Donald Trump Accused of Echoing Adolf Hitler Again During Rally

Donald Trump has been accused once again of echoing Adolf Hitler following remarks about immigrants he made at a rally.

The former president, the frontrunner or the 2024 Republican presidential nomination, claimed immigrants are "poisoning the blood" of the United States during an event in Durham, New Hampshire, on Saturday.

"They're poisoning the blood of our country," he said. "They poison mental institutions and prisons all over the world. Not just in South America, not just in three or four countries that we think about, but all over the world. They're coming into our country from Africa, from Asia, all over the world."

He added: "Nobody is even looking at them, they just come in and the crime is going to be tremendous, the terrorism is going to be."

President Joe Biden's campaign quickly denounced Trump, saying he had "parroted Hitler."

"Tonight Donald Trump channeled his role models as he parroted Adolf Hitler, praised Kim Jong Un, and quoted Vladimir Putin while running for president on a promise to rule as a dictator and threaten American democracy," Biden-Harris 2024 spokesperson Ammar Moussa said in a statement. Trump is "betting he can win this election by scaring and dividing this country. He's wrong."
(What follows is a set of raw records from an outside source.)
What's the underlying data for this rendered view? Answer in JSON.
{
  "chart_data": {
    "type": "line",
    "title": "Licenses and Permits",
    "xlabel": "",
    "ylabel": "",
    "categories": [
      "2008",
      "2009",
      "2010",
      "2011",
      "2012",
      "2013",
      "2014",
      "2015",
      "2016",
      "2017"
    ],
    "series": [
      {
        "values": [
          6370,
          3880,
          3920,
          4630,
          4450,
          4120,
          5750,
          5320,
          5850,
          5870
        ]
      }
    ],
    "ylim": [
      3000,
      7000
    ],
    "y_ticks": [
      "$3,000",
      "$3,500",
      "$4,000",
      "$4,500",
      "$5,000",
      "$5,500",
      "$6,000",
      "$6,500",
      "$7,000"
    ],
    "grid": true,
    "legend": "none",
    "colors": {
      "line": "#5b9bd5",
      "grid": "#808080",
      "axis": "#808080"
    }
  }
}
Republican presidential candidate, former President Donald Trump
Donald Trump speaks at a rally on December 16, 2023, in Durham, New Hampshire. At the event, the former president claimed immigrants were poisoning the blood of America. Scott Eisen/Getty Images

Trump spokesperson Steven Cheung told Newsweek that the former president "gave a great speech and knocked it out of the park in front of over 10,000 people who came out to see him.

"Contrast that with mainstream media and academia-at-large who have given safe haven for dangerous antisemitic and pro-Hamas rhetoric that is both dangerous and alarming considering what is going on in the world."

Others on social media also said Trump was channeling Hitler.

"Let's be clear: migrants 'poisoning the blood' is Hitler rhetoric," MSNBC's Mehdi Hasan wrote in a post on X, formerly Twitter.

Robert Reich, a professor at the University of California, Berkeley, and former Labor Secretary, wrote that "claiming that immigrants are 'poisoning the blood of the country' is the literal language of Hitler's Mein Kampf."

Reich said Trump and his allies "are openly embracing fascism, and it's time for the media to stop being scared to use that word."

Dean Obeidallah, a SiriusXM Radio show host, wrote: "We must NEVER let Trump normalize Nazi propoganda [sic]. He must be called out LOUDLY every time so that the average person who doesn't follow politics hears that Trump is knowingly quoting Hitler."

Trump previously claimed that immigrants were "poisoning the blood of our country" in an interview with The National Pulse website in September.

Hitler's Mein Kampf has several passages in which he uses words such as "blood" and "poison" to attack Jews and others he viewed as a threat to the Aryan race's purity.

He also sparked criticism and comparisons to Hitler after vowing to "root out" his opponents and calling them "vermin" in a Veterans Day message on social media.